Search Papers | Poster Sessions | All Posters
Poster B69 in Poster Session B - Thursday, August 8, 2024, 1:30 – 3:30 pm, Johnson Ice Rink
Naturalistic dataset augmentations lead to more human-like recognition of occluded objects in convolutional neural networks.
David Coggan1 (), Frank Tong1; 1Vanderbilt University
Convolutional neural networks (CNNs) are currently the strongest overall predictors of human neural and behavioral responses to object stimuli. However, CNNs are typically much more susceptible than humans to image perturbations such as occlusion. Here, we investigated how augmenting training datasets might lead to more occlusion-robust CNNs that better predict human visual behavior. To address this question, we trained separate instances of the same CNN architecture (CORnet-S) to classify the ImageNet 1k dataset either a) without augmentation, b) with occlusion by artificially generated shapes without texture, c) with occlusion by naturalistic shapes derived from photographs, without texture, and d) with occlusion by naturalistic shapes with original textures preserved.
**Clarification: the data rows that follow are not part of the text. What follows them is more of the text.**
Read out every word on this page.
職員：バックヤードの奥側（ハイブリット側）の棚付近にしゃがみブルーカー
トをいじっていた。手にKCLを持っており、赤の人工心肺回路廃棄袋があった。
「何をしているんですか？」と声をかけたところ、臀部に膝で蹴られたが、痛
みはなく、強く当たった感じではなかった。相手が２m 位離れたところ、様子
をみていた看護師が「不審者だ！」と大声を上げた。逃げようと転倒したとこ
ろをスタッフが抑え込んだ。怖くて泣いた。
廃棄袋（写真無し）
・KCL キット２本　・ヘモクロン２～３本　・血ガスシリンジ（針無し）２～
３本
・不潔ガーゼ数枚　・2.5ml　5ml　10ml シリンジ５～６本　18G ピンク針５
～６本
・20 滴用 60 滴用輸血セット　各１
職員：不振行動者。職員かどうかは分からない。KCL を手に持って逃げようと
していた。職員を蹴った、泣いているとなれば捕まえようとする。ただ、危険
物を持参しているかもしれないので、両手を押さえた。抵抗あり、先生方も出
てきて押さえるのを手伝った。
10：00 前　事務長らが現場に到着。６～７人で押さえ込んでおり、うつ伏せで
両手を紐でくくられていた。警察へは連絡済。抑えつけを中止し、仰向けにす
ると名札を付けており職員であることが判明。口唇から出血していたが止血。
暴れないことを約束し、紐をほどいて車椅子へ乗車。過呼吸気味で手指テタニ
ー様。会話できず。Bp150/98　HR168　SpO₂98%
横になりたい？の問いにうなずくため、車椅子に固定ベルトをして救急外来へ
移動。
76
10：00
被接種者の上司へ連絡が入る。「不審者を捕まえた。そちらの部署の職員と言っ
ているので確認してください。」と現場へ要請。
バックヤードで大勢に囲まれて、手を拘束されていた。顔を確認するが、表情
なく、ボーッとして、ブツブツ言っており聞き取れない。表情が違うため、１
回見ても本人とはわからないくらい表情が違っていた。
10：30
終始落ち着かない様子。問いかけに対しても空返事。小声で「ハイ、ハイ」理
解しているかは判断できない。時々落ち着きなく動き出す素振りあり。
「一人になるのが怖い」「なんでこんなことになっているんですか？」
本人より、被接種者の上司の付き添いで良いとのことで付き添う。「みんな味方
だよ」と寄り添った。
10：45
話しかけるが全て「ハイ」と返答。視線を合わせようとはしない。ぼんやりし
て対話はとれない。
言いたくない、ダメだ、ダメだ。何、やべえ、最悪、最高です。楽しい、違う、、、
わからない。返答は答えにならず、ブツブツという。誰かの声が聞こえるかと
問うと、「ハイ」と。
After training, we used an occluded object stimulus set from a human behavioral study to measure classification accuracy and predictivity of human responses for each model. Compared to the standard dataset, we found that both artificial and natural occlusion-training led to increased accuracy, however, only natural occlusion-training led to greater human-likeness, with separate benefits of naturalistic shape and texture. Overall, these findings indicate that human occlusion robustness may be shaped by the specific forms of occlusion that occur in nature.
Keywords: behavior CNN robustness occlusion